In her book, “Coaching with Careers and AI in Mind: Grounding a Hopeful and Resourceful Fit for a Digital World,” Adina Terry offers much needed insights about how to prepare job seekers for success in the turbulent digital age. Some, like the World Economic Forum, refer to our current epoch as the Fourth Industrial Revolution characterized by the advance of cyber-physical systems and artificial intelligence. In so many ways, the world of work has dramatically changed and preparation for these economic realities require a reimagining about how to provide career counseling.
This week’s post offers insights about career counseling in this digital age from the tradition of Ignatian discernment. Image from “Four Strategies for Discernment” by Vinita Hampton Wright at IgnatianSpirituality.com.
The career counseling literature stresses the need for flexibility, adaptability, and lifelong learning in navigating the demands of work at a time of digital innovation and disruption. Much of what job seekers need is related to the development of technical skills and expertise necessary to fulfill the ever-changing demands of jobs that meet current economic and social needs. But more than technical practices, interior dispositions and capacities to tap into one’s deeper sense of meaning and purpose are necessary to align one’s skills to available work opportunities. In this way, career support needs to be about the “Whole Person,” a values-based commitment made explicit in the Spirit of Georgetown.

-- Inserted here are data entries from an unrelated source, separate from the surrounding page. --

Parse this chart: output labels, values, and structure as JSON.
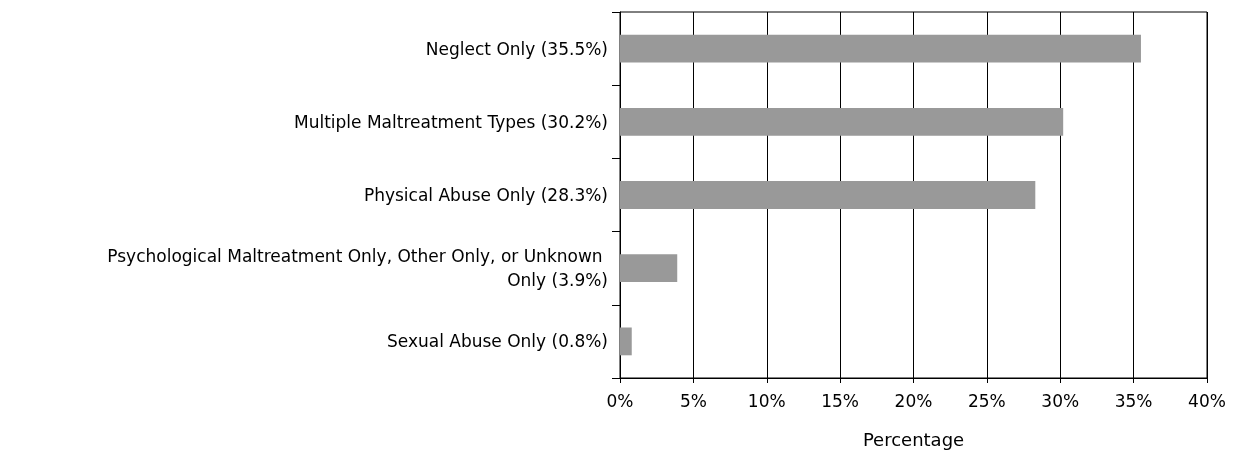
{
  "chart_data": {
    "type": "bar",
    "orientation": "horizontal",
    "xlabel": "Percentage",
    "categories": [
      "Neglect Only (35.5%)",
      "Multiple Maltreatment Types (30.2%)",
      "Physical Abuse Only (28.3%)",
      "Psychological Maltreatment Only, Other Only, or Unknown Only (3.9%)",
      "Sexual Abuse Only (0.8%)"
    ],
    "values": [
      35.5,
      30.2,
      28.3,
      3.9,
      0.8
    ],
    "color": "#999999",
    "xlim": [
      0,
      40
    ],
    "xticks": [
      {
        "value": 0,
        "label": "0%"
      },
      {
        "value": 5,
        "label": "5%"
      },
      {
        "value": 10,
        "label": "10%"
      },
      {
        "value": 15,
        "label": "15%"
      },
      {
        "value": 20,
        "label": "20%"
      },
      {
        "value": 25,
        "label": "25%"
      },
      {
        "value": 30,
        "label": "30%"
      },
      {
        "value": 35,
        "label": "35%"
      },
      {
        "value": 40,
        "label": "40%"
      }
    ],
    "grid": "x"
  }
}
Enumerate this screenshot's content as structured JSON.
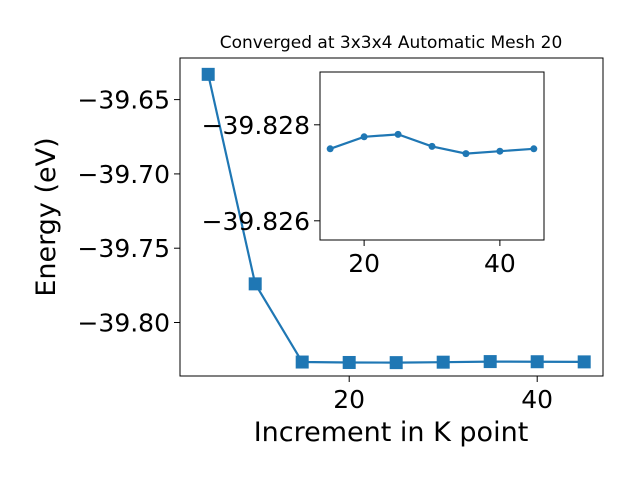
{
  "chart_data": [
    {
      "type": "line",
      "title": "Converged at 3x3x4 Automatic Mesh 20",
      "xlabel": "Increment in K point",
      "ylabel": "Energy (eV)",
      "xlim": [
        2,
        47
      ],
      "ylim": [
        -39.836,
        -39.622
      ],
      "xticks": [
        20,
        40
      ],
      "xtick_labels": [
        "20",
        "40"
      ],
      "yticks": [
        -39.65,
        -39.7,
        -39.75,
        -39.8
      ],
      "ytick_labels": [
        "−39.65",
        "−39.70",
        "−39.75",
        "−39.80"
      ],
      "grid": false,
      "legend": "none",
      "series": [
        {
          "marker": "square",
          "color": "#1f77b4",
          "x": [
            5,
            10,
            15,
            20,
            25,
            30,
            35,
            40,
            45
          ],
          "y": [
            -39.633,
            -39.774,
            -39.8266,
            -39.8269,
            -39.827,
            -39.8267,
            -39.8263,
            -39.8264,
            -39.8265
          ]
        }
      ]
    },
    {
      "type": "line",
      "title": "",
      "xlabel": "",
      "ylabel": "",
      "inset": true,
      "y_inverted": true,
      "xlim": [
        13.5,
        46.5
      ],
      "ylim": [
        -39.8256,
        -39.8291
      ],
      "xticks": [
        20,
        40
      ],
      "xtick_labels": [
        "20",
        "40"
      ],
      "yticks": [
        -39.828,
        -39.826
      ],
      "ytick_labels": [
        "−39.828",
        "−39.826"
      ],
      "grid": false,
      "series": [
        {
          "marker": "circle",
          "color": "#1f77b4",
          "x": [
            15,
            20,
            25,
            30,
            35,
            40,
            45
          ],
          "y": [
            -39.8275,
            -39.82775,
            -39.8278,
            -39.82755,
            -39.8274,
            -39.82745,
            -39.8275
          ]
        }
      ]
    }
  ]
}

Thankfully, SCS offers a set of resources to support students on their professional journeys, including career coaching from a certified career counselor. These curated resources are in addition to program-specific professional preparation and advising that take place within classes and in applied networking opportunities that occur outside of the curriculum. I believe that spiritual accompaniment resources should also be considered part of the overall well of support for career development. Students should consider their pastoral engagements with the suite of Georgetown’s multi-faith chaplains and staff, which occur in individual consultations and group settings like workshops, fellowship, and retreats, an important part of their career preparation.
Engagements with spiritual guides can help students discern their “calling,” which scholars in an article in the journal The Counseling Psychologist entitled, “Purpose and Meaning in Career Development Applications,” describe as “linking what clients do at work to a broader impact” that “can enhance a sense that they are living out a calling and promotes purpose and meaning in their careers.” The key to this understanding of “calling” is that individual flourishing does not take place in isolation but depends on connecting one’s own well-being to the well-being of the entire community. Calling is truly a shared project. Calling is not discovered in a single “aha moment,” but discerned over the longer term. How, you might be asking, can one’s calling in work be discerned over the longer term of a career that needs to withstand the dynamic forces of an economic system in flux?
Discernment is one of the essential practices at the root of the Jesuit tradition of spirituality and leadership. This approach necessitates that the seeker regularly grows in sensory awareness of their inner movements. These habits of self-awareness, cultivated through the Ignatian examen of consciousness, lead the individual to notice their emotions, feelings, affections, desires, attractions, and repulsions. The reflective stage of the examen invites the seeker to make meaning of these inner experiences. Am I being inclined by my inner movements to experience more connection and alignment with my true self and my authentic identity before my ultimate source of meaning (e.g., God, Ultimate Mystery, etc.)? Or am I noticing a troublesome disconnect between what I deeply desire for myself and how I actually feel? This journey of discernment requires regular attention to these subtle interior changes and this process should be supported by a trained spiritual guide.
William Spohn, in his article “The Chosen Path” in America Magazine, presents the transformative possibilities of utilizing an Ignatian framework in making career decisions. Spohn names this potential for transformation through Ignatian spirituality as the opportunity to “discover our personal calling by aligning our gifts and aspirations with what we see as the deepest needs of our world.” We must remember that discerning one’s vocation is a continuous exercise and it is not generic, but a unique journey experienced as a “call to individuals tailored both to their talents and the community’s needs.” By bringing one’s deeper desires into the career discernment process, the individual taps into possibilities for self-growth and community service that extend beyond their technical skills and training. I hope that all involved in the career support ecosystem consider the multidimensional and holistic dimensions of assisting students on the journey to meaningful work.